Rational arguments have been made by both sides about the environmental, social and economic benefits and impacts of driven grouse shooting. As with a lot of online debate though, as it has roared on it has becomingly increasingly toxic. Each side paints the other as the personification of evil and are increasingly unwilling to engage the other as rhetoric deteriorates to the level of death threats on both sides. Chris Packham and fellow campaigner Mark Avery had their planned appearance at the Game Fair cancelled, with some rumours it was due to threats of violence. Both sides have emotional investment in this issue which means that the slide into mud-slinging has been incredibly rapid. A Daily Mail article even drags Carrie Symonds into the fray, telling her it is her job to be seen and not heard now she is the ‘Prime Minister’s consort’.

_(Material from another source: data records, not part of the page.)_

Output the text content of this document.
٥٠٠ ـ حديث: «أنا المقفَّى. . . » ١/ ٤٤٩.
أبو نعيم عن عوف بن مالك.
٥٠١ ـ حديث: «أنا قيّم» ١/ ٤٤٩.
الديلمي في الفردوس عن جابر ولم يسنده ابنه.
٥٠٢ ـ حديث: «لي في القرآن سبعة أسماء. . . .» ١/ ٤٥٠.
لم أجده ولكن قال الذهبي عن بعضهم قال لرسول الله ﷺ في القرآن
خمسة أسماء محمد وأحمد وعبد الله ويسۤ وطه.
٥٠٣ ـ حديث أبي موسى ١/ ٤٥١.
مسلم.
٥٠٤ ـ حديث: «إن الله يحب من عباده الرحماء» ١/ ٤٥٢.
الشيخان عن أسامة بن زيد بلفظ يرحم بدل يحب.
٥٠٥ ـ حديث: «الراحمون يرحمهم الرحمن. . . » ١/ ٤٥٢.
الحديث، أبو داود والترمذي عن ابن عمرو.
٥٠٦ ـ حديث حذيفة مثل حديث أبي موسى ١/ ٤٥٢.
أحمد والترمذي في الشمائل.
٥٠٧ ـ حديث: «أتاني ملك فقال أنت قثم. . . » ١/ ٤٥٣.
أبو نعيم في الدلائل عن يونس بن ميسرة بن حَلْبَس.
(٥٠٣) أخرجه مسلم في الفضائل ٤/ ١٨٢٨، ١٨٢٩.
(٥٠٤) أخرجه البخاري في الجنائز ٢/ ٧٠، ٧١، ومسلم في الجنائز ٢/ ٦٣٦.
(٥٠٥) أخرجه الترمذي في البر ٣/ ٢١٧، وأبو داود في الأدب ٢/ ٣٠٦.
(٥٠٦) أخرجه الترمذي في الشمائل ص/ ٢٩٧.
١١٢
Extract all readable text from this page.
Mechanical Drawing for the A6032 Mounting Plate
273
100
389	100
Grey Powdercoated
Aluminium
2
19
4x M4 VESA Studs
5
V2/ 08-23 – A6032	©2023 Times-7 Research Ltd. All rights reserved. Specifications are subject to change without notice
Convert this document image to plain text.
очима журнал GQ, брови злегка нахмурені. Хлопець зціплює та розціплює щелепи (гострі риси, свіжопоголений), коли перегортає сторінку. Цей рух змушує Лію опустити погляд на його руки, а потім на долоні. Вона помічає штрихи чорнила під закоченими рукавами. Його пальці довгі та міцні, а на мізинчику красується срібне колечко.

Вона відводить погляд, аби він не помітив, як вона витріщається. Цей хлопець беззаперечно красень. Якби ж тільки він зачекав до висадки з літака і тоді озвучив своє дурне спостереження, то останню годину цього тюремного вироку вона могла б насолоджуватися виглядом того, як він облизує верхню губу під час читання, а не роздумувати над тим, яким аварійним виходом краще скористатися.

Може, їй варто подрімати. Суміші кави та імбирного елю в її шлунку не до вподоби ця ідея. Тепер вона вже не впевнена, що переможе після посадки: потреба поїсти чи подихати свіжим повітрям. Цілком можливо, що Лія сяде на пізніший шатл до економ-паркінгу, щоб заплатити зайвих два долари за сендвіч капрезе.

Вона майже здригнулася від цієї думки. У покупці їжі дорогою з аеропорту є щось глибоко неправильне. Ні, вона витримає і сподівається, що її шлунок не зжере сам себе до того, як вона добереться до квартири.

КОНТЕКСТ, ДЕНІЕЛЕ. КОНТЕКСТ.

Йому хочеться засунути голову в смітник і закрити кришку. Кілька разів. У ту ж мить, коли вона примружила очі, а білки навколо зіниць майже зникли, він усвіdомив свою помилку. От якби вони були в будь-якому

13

Despite the argument being deafening in some corners of the in internet, like many environmental issues this remains a fringe debate and unknown to many people. This is also the case for land policy more generally, even though the statistics over land ownership and access rights in the UK are quite shocking. An easy response that gamekeepers and land owners can give to any criticism of their practices is ‘I know my land better than you, people who don’t live in the countryside don’t understand how it works’, but ecosystems and landscapes do not just provide benefits to those that live in them. City-dwellers enjoy trips and holidays in the country and everyone enjoys flood protection, clean air, clean water and climate regulation. Others simply like to know that they live in a country where wildlife is thriving, even if they never see it. It comes down to the fact that you are not an owner of land, you are a custodian of it, for others in society and future generations. In the same way that doctors go into the profession knowing that their skills are a public good and they feel duty-bound to help in any emergency they witness, it should be an integral part of land-ownership and management that it is done in the public good, for all of the public. How glorious can grouse moors be then, when just a handful of people enjoy using these swathes of land in a way that does such harm to both people and other animals?